Face à la complexité et au coût des licenciements, les chefs d’entreprise se sont adaptés. Les petites et moyennes entreprises ont appris à fonctionner en sous-effectifs afin de ne pas risquer de se retrouver coincées en cas de ralentissement de l’activité. Et pour parer aux rigidités réglementaires et à l’incertitude judiciaire des procédures prud’homales, le recours à des contrats à durée déterminée et à des contrats précaires se multiplient. Cette solution bricolée engendre un clivage inquiétant entre l’univers surprotégé des CDI et tous ceux qui se transforment en simple variable d’ajustement.

A force de confondre licenciement et chômage, nous avons surprotégé les postes plutôt que favorisé le renouvellement des emplois par la croissance de nos entreprises et le développement de nouvelles activités. A force de pénaliser l’entrepreneur-employeur et de surprotéger l’employé, nous sommes arrivés au bout du système. Lorsque le chômage remontera brutalement, nous risquons de devoir basculer directement sur un modèle de flexibilité sans passer par la case flexisécurité. Les Français le supporteront-ils sans ce sevrage ? Espérons que l’environnement général sera suffisamment attractif pour nos entrepreneurs. Ils seront les seuls à pouvoir investir et apporter un choc de croissance propice à la reprise des embauches.

Cette flexibilité n’est pas seulement une nécessité dans notre monde ouvert.
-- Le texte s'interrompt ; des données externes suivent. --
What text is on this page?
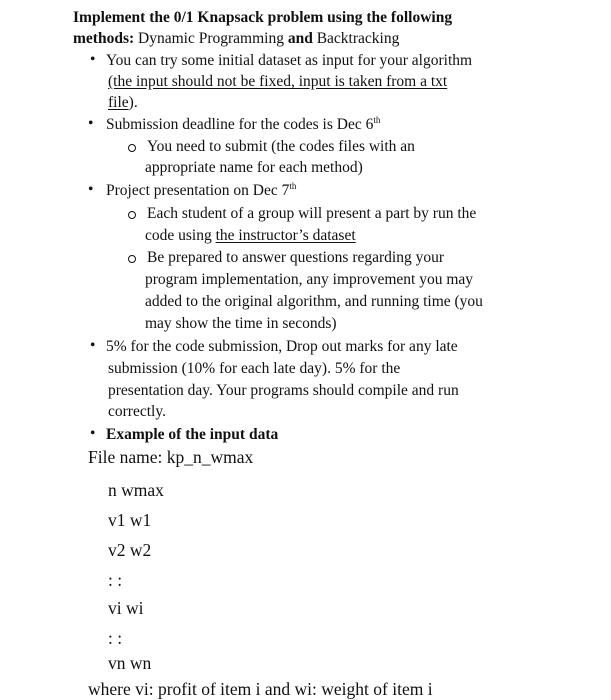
Implement the 0/1 Knapsack problem using the following
methods: Dynamic Programming and Backtracking
• You can try some initial dataset as input for your algorithm
(the input should not be fixed, input is taken from a txt
file).
• Submission deadline for the codes is Dec 6th
You need to submit (the codes files with an
appropriate name for each method)
• Project presentation on Dec 7th
Each student of a group will present a part by run the
code using the instructor’s dataset
Be prepared to answer questions regarding your
program implementation, any improvement you may
added to the original algorithm, and running time (you
may show the time in seconds)
• 5% for the code submission, Drop out marks for any late
submission (10% for each late day). 5% for the
presentation day. Your programs should compile and run
correctly.
• Example of the input data
File name: kp_n_wmax
n wmax
v1 w1
v2 w2
: :
vi wi
: :
vn wn
where vi: profit of item i and wi: weight of item i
Elle correspond à une tendance naturelle de nos modèles de plus en plus tournés vers l’externalisation, le télétravail et de nouvelles formes de relations comme nous l’avons constaté avec le statut d’auto-entrepreneur. C’est peut-être le propre de nos économies de plus en plus dominées par les services.

Si on se projette dans 10 ans, peut-on imaginer un recul net du salariat au profit de statuts indépendants ? Le salarié actuel ne se transformera-t-il pas en simple prestataire d’un client parmi d’autres avec lequel il négociera des contrats de mission ? La crise doit être l’occasion d’une remise en question de nos réflexes passés pour bien préparer les changements à venir. La flexisécurité est peut-être bien déjà dépassée, en effet.